If return value optimization is applied to f, then the local variable ret shares the same address as v in main. But if this is true, filling ret will trash the data in v before the copy. The code is correct without RVO and optimizations shouldn't break behavior.

Is this safe or do I not understand RVO correctly?

Answer 1

What happens is this:

On the caller's side, a return slot is provided which can hold the result, that means that the caller provides the memory for the variable of type std::vector<int>. It expects the called method to construct the value and is itself responsible for calling the destructor when the result is no longer used and freeing the memory (if necessary, it probably just lives on the stack).

The called function (which may live in a different translation unit!) would, without the NRVO, so this:

• Provide a memory slot for ret.
• Construct a local variable ret in this memory slot.
• Do stuff...
• Copy-construct the return value in the provided memory slot by copying ret.
• Call ret's destructor.

Now, with the NRVO, the decision to optimize this can be done in the called function's translation unit. It transforms the above into:

• Construct ret in the memory of the method's return slot.
• Do stuff...

No need to do anything else as the memory is owned and the destructor is called by the caller and because the optimization is transparent for the caller :)

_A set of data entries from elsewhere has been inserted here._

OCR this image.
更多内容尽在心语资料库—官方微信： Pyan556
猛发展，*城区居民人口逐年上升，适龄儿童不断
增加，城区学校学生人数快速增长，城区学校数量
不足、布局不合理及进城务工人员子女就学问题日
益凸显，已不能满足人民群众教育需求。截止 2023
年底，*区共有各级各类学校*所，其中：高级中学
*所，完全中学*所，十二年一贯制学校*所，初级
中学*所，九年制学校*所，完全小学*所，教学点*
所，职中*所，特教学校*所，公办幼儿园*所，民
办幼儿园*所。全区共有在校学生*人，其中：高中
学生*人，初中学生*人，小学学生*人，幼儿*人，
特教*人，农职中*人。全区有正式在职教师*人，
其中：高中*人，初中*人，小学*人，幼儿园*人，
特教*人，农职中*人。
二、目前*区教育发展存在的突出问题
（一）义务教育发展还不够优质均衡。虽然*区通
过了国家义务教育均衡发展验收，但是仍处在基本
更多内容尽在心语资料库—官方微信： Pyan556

This, of course, can't eliminate the assignment into v in your example. If you store the result in a different variable, e.g.

std::vector<int> w = f(v);

the NRVO will construct ret directly into w's memory (as this will be passed in as the return slot to f).

Answer 2

The code is correct, your understanding of RVO is not - specifically this:

the local variable ret shares the same address as v

It doesn't share the address of the variable you assign it to. Technically, when you return an automatic local variable, it will be copied to a temporary. RVO skips that part.

It goes like this:

         create variable `ret`
                   |
 copy ret to a temporary before returning
                   |
       assign the temporary to v

NRVO (in this case) would skip the second part.

Compilers are smart though, so don't be surprised if it just optimizes the whole thing, since there's no observable behavior at all.